The Defendant’s fire suppression system expert
He came in for criticism because his report was taken up with criticisms of the Claimants which did not apparently form any part of the pleaded allegations of contributory negligence so were irrelevant and inadmissible. The testing that he had used was not fully explained in his report and the Claimants had been engaged in trying to elicit information about them to allow them to complete their own expert evidence.
Having completed a précis of the criticisms, the Judge outlined what should have happened.
The Judge stated, in terms that firstly a list of issues should have been agreed between the solicitors to form an agenda for the experts meeting. Secondly, those meetings ought to have occurred and a joint statement ought to have been prepared. That would have been in accordance with the original Court Orders. He stated that if there had been a problem the parties should immediately have come back to Court for help. He criticised the experts for not conducting their meetings properly and in a way which would have revealed that further testing/ experiments were necessary. A programme for those tests in his view should have been drawn up and they should have been planned and carried out either jointly or at the very least in the presence of everybody.

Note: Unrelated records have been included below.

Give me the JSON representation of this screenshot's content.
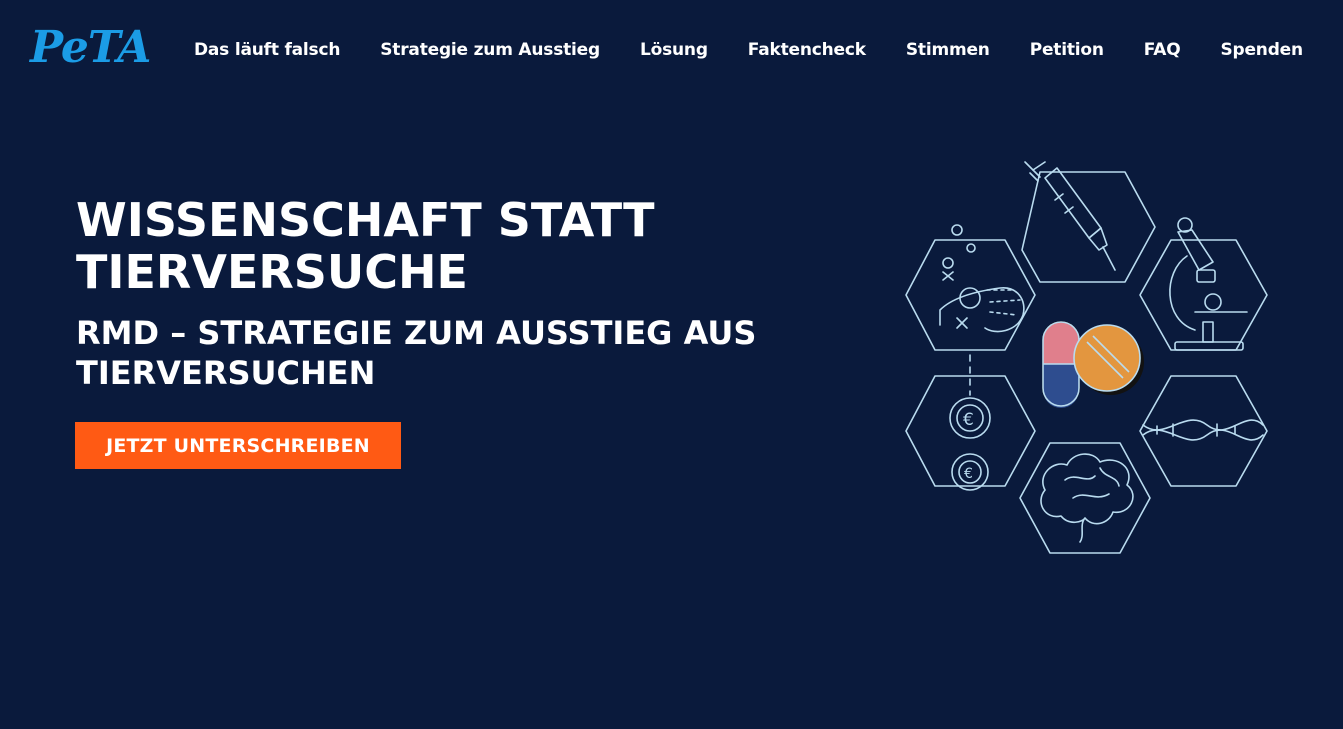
{
  "header": {
    "logo_text": "PeTA",
    "nav": [
      {
        "label": "Das läuft falsch"
      },
      {
        "label": "Strategie zum Ausstieg"
      },
      {
        "label": "Lösung"
      },
      {
        "label": "Faktencheck"
      },
      {
        "label": "Stimmen"
      },
      {
        "label": "Petition"
      },
      {
        "label": "FAQ"
      },
      {
        "label": "Spenden"
      }
    ]
  },
  "hero": {
    "title": "WISSENSCHAFT STATT TIERVERSUCHE",
    "subtitle": "RMD – STRATEGIE ZUM AUSSTIEG AUS TIERVERSUCHEN",
    "cta_label": "JETZT UNTERSCHREIBEN"
  },
  "illustration": {
    "icons": [
      "syringe-icon",
      "microscope-icon",
      "dna-icon",
      "brain-icon",
      "euro-coin-icon",
      "lab-mouse-icon",
      "pills-icon"
    ]
  },
  "colors": {
    "background": "#0a1a3c",
    "logo": "#1b9ce6",
    "cta": "#ff5a14",
    "line_art": "#b9dbef",
    "pill_pink": "#e07f8c",
    "pill_blue": "#2e4d8f",
    "tablet_orange": "#e3963f"
  }
}
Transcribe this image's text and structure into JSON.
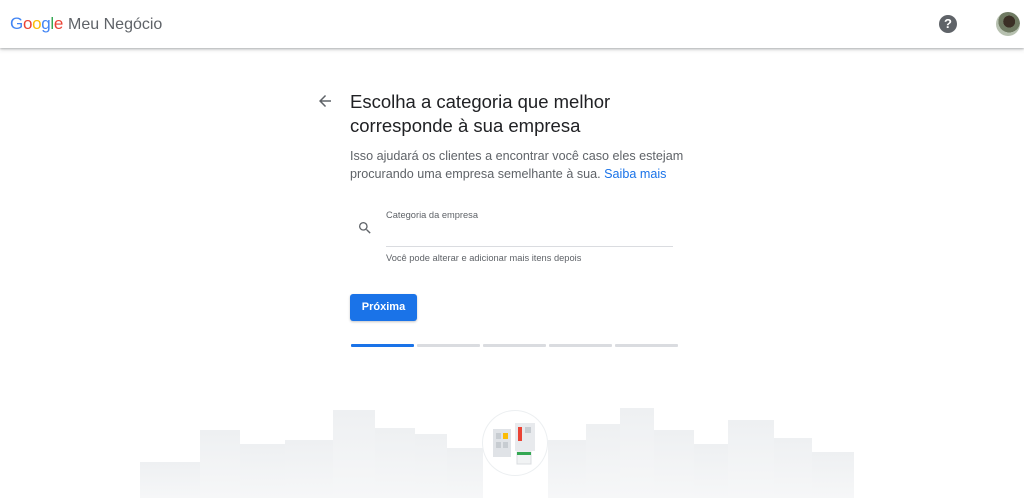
{
  "header": {
    "logo_text": "Google",
    "logo_letters": [
      {
        "ch": "G",
        "color": "#4285F4"
      },
      {
        "ch": "o",
        "color": "#EA4335"
      },
      {
        "ch": "o",
        "color": "#FBBC05"
      },
      {
        "ch": "g",
        "color": "#4285F4"
      },
      {
        "ch": "l",
        "color": "#34A853"
      },
      {
        "ch": "e",
        "color": "#EA4335"
      }
    ],
    "product_name": "Meu Negócio",
    "help_icon": "help-icon",
    "help_glyph": "?",
    "avatar_icon": "account-avatar"
  },
  "main": {
    "back_icon": "arrow-back-icon",
    "title": "Escolha a categoria que melhor corresponde à sua empresa",
    "description": "Isso ajudará os clientes a encontrar você caso eles estejam procurando uma empresa semelhante à sua.",
    "learn_more": "Saiba mais",
    "category_field": {
      "label": "Categoria da empresa",
      "value": "",
      "helper_text": "Você pode alterar e adicionar mais itens depois",
      "icon": "search-icon"
    },
    "next_button": "Próxima",
    "progress": {
      "total_steps": 5,
      "current_step": 1
    }
  },
  "colors": {
    "accent": "#1a73e8",
    "text_primary": "#202124",
    "text_secondary": "#5f6368",
    "divider": "#dadce0",
    "skyline": "#f1f3f4"
  }
}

Had matters been dealt with in this way the issues would all have been dealt with to enable the trial to run smoothly. Instead the Court had to struggle with, “unsatisfactory and disparate expert evidence, often unrelated to the real issues, prepared and delivered in a variety of places and in an acceptably partisan way. Unsurprisingly, perhaps, this has created real difficulties in the preparation of parts of this Judgement. It has also led me, very unusually, to be dubious about the reliability of all the expert evidence that has been presented to me. This is emphatically not a case where the Court is able to prefer one expert over another and let that approach dictate the result”.
Comment
The case should serve as a salutary lesson to all experts that they must bear in mind their Part 35 duties and take them seriously to assist the Court. I would suggest that no one wants their name associated with such a judgement.